Na edição desta semana, o mesmo jornal revela que a verba é um pouco superior e adianta que Penelope terá recebido também dinheiro como colaboradora de La Revue des Deux Mondes.

De acordo com o jornal, Penelope terá recebido mais de 800 mil euros como remuneração de um cargo que não terá exercido realmente. Mas na teoria e para efeitos salariais, foi assistente do marido e do seu vice Marc Joulaud, entre 1988 e 1990, entre 1998 e 2007 e, mais tarde, de 2012 a 2013.

Além disso, terá recebido mais de 100 mil euros como assistente na revista.

Mas os favorecimentos de Fillon à família não se terão ficado por aqui: o candidato presidencial também remunerou os seus dois filhos, com uma verba que rondaram os 84 mil euros, como seus assistentes, quando foi senador, entre 2005 e 2007. As circunstâncias em que receberam as remunerações e as funções que exerceram não são muito claras.  

Na última semana, depois da notícia ter sido publicada, confrontado pelos jornalistas, durante uma ação de campanha em Bordéus, François Fillon manifestou-se "insultado pelo conteúdo e pela misoginia da notícia".

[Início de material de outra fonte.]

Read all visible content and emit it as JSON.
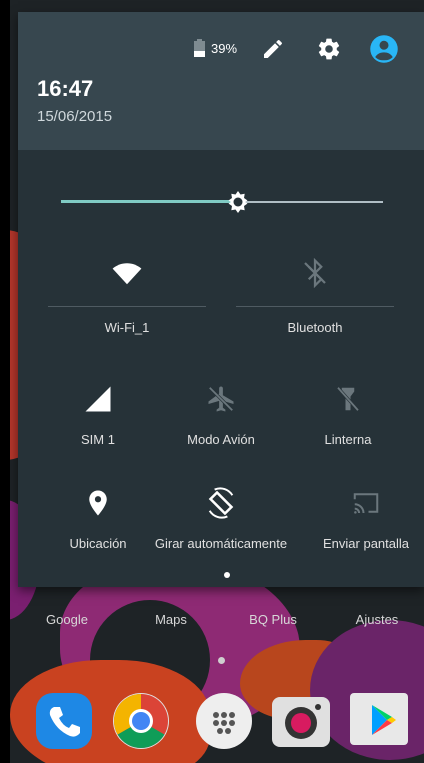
{
  "status": {
    "battery_percent": "39%",
    "battery_level": 0.39
  },
  "header": {
    "time": "16:47",
    "date": "15/06/2015",
    "icons": [
      "pencil-icon",
      "gear-icon",
      "account-icon"
    ]
  },
  "brightness": {
    "level": 0.55
  },
  "tiles": {
    "wifi": {
      "label": "Wi-Fi_1",
      "icon": "wifi-icon"
    },
    "bluetooth": {
      "label": "Bluetooth",
      "icon": "bluetooth-off-icon"
    },
    "sim": {
      "label": "SIM 1",
      "icon": "signal-icon"
    },
    "airplane": {
      "label": "Modo Avión",
      "icon": "airplane-icon"
    },
    "flashlight": {
      "label": "Linterna",
      "icon": "flashlight-icon"
    },
    "location": {
      "label": "Ubicación",
      "icon": "location-icon"
    },
    "rotate": {
      "label": "Girar automáticamente",
      "icon": "rotate-icon"
    },
    "cast": {
      "label": "Enviar pantalla",
      "icon": "cast-icon"
    }
  },
  "home": {
    "labels": [
      "Google",
      "Maps",
      "BQ Plus",
      "Ajustes"
    ],
    "dock": [
      "phone-icon",
      "chrome-icon",
      "apps-icon",
      "camera-icon",
      "play-store-icon"
    ]
  },
  "colors": {
    "accent": "#80cbc4",
    "panel": "#263238",
    "header": "#37474f",
    "account": "#29b6f6"
  }
}
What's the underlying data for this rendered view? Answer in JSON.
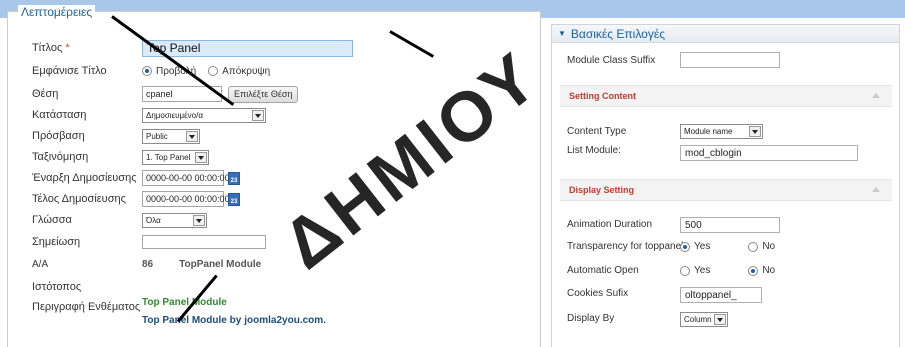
{
  "left": {
    "legend": "Λεπτομέρειες",
    "fields": {
      "title_label": "Τίτλος",
      "title_required": "*",
      "title_value": "Top Panel",
      "show_title_label": "Εμφάνισε Τίτλο",
      "show_title_opt1": "Προβολή",
      "show_title_opt2": "Απόκρυψη",
      "position_label": "Θέση",
      "position_value": "cpanel",
      "position_button": "Επιλέξτε Θέση",
      "state_label": "Κατάσταση",
      "state_value": "Δημοσιευμένο/α",
      "access_label": "Πρόσβαση",
      "access_value": "Public",
      "ordering_label": "Ταξινόμηση",
      "ordering_value": "1. Top Panel",
      "publish_up_label": "Έναρξη Δημοσίευσης",
      "publish_up_value": "0000-00-00 00:00:00",
      "publish_down_label": "Τέλος Δημοσίευσης",
      "publish_down_value": "0000-00-00 00:00:00",
      "language_label": "Γλώσσα",
      "language_value": "Όλα",
      "note_label": "Σημείωση",
      "note_value": "",
      "id_label": "Α/Α",
      "id_value": "86",
      "id_module": "TopPanel Module",
      "site_label": "Ιστότοπος",
      "desc_label": "Περιγραφή Ενθέματος",
      "desc_title": "Top Panel Module",
      "desc_text": "Top Panel Module by",
      "desc_link": "joomla2you.com."
    }
  },
  "right": {
    "header": "Βασικές Επιλογές",
    "module_class_suffix_label": "Module Class Suffix",
    "module_class_suffix_value": "",
    "section_content": "Setting Content",
    "content_type_label": "Content Type",
    "content_type_value": "Module name",
    "list_module_label": "List Module:",
    "list_module_value": "mod_cblogin",
    "section_display": "Display Setting",
    "animation_label": "Animation Duration",
    "animation_value": "500",
    "transparency_label": "Transparency for toppanel",
    "yes": "Yes",
    "no": "No",
    "auto_open_label": "Automatic Open",
    "cookies_label": "Cookies Sufix",
    "cookies_value": "oltoppanel_",
    "display_by_label": "Display By",
    "display_by_value": "Column"
  },
  "watermark": "ΔΗΜΙΟΥ",
  "icons": [
    "calendar-icon",
    "dropdown-arrow-icon",
    "collapse-caret-icon",
    "expand-triangle-icon"
  ],
  "colors": {
    "accent_blue": "#1a61a6",
    "section_red": "#c23b2f",
    "green": "#2e8b2e",
    "top_strip": "#a9c8e9"
  }
}
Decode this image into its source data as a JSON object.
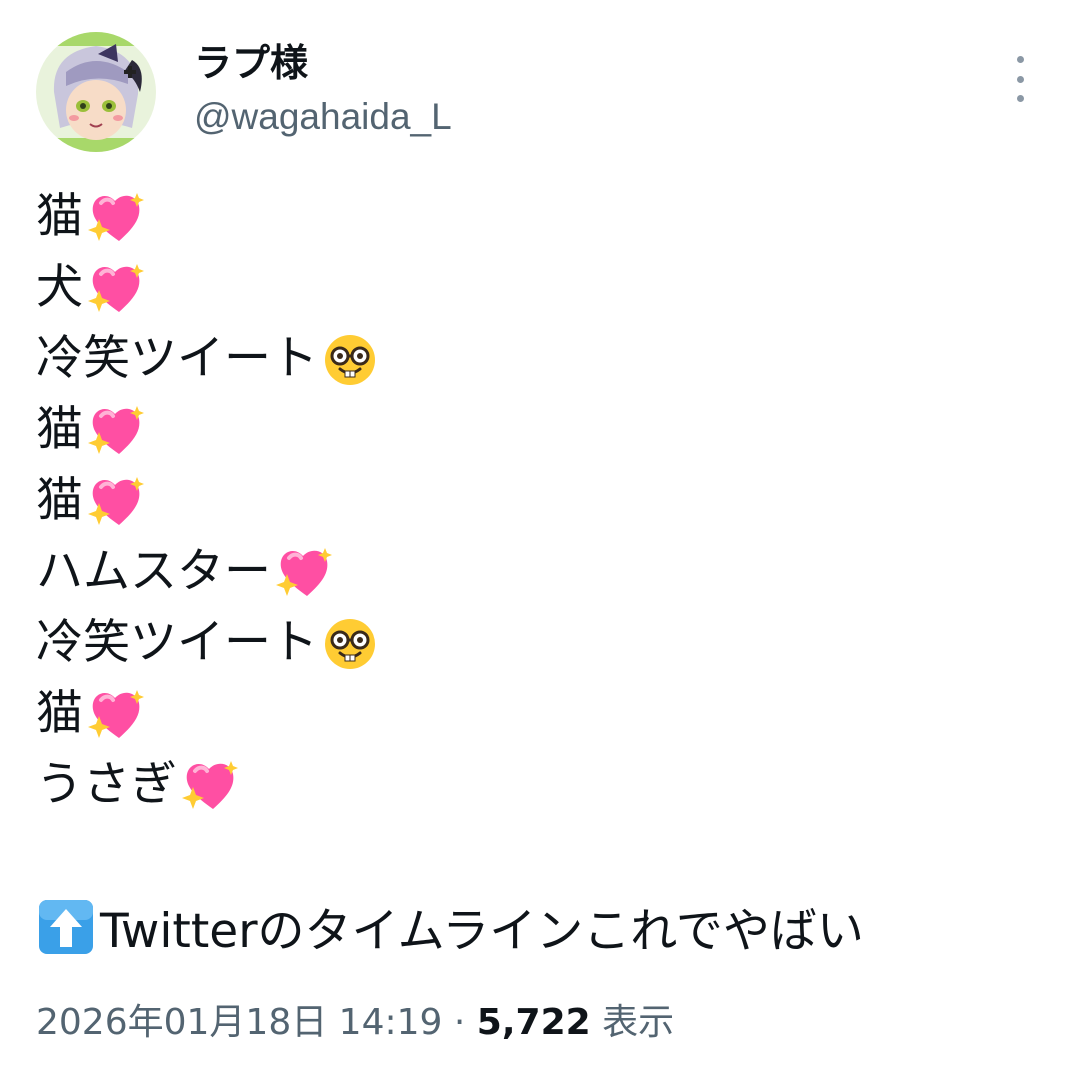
{
  "author": {
    "display_name": "ラプ様",
    "handle": "@wagahaida_L"
  },
  "tweet": {
    "lines": [
      {
        "text": "猫",
        "emoji": "sparkling-heart"
      },
      {
        "text": "犬",
        "emoji": "sparkling-heart"
      },
      {
        "text": "冷笑ツイート",
        "emoji": "nerd-face"
      },
      {
        "text": "猫",
        "emoji": "sparkling-heart"
      },
      {
        "text": "猫",
        "emoji": "sparkling-heart"
      },
      {
        "text": "ハムスター",
        "emoji": "sparkling-heart"
      },
      {
        "text": "冷笑ツイート",
        "emoji": "nerd-face"
      },
      {
        "text": "猫",
        "emoji": "sparkling-heart"
      },
      {
        "text": "うさぎ",
        "emoji": "sparkling-heart"
      }
    ],
    "final_emoji": "up-arrow",
    "final_text": "Twitterのタイムラインこれでやばい"
  },
  "meta": {
    "timestamp": "2026年01月18日 14:19",
    "separator": "·",
    "views_count": "5,722",
    "views_label": "表示"
  },
  "colors": {
    "text_primary": "#0f1419",
    "text_secondary": "#536471",
    "heart_pink": "#ff4fa3",
    "emoji_yellow": "#ffcc33",
    "arrow_blue": "#3aa0e8"
  }
}
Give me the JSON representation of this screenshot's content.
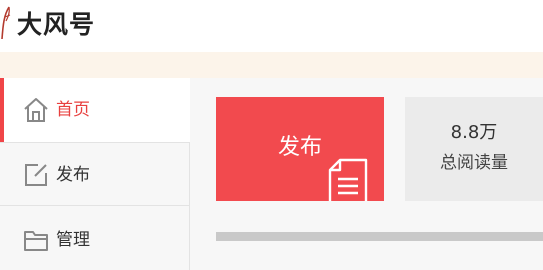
{
  "header": {
    "logo_text": "大风号"
  },
  "sidebar": {
    "items": [
      {
        "label": "首页",
        "icon": "home-icon",
        "active": true
      },
      {
        "label": "发布",
        "icon": "edit-icon",
        "active": false
      },
      {
        "label": "管理",
        "icon": "folder-icon",
        "active": false
      }
    ]
  },
  "main": {
    "publish_card": {
      "label": "发布",
      "icon": "document-icon"
    },
    "stats": [
      {
        "value": "8.8万",
        "label": "总阅读量"
      }
    ]
  },
  "colors": {
    "accent": "#f04548",
    "publish_card_bg": "#f24a4e",
    "stat_card_bg": "#ebebeb",
    "notice_bg": "#fcf4ea"
  }
}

Só porque é minha mulher não tem o direito de trabalhar? Consegue imaginar um político a dizer, como esta história insinua, que a única coisa que uma mulher sabe fazer é compota?", condenou o candidato.

Também o porta-voz de François Fillon saiu em defesa de Penelope, negando qualquer irregularidade e garantindo que nunca se tratou de trabalho fictício.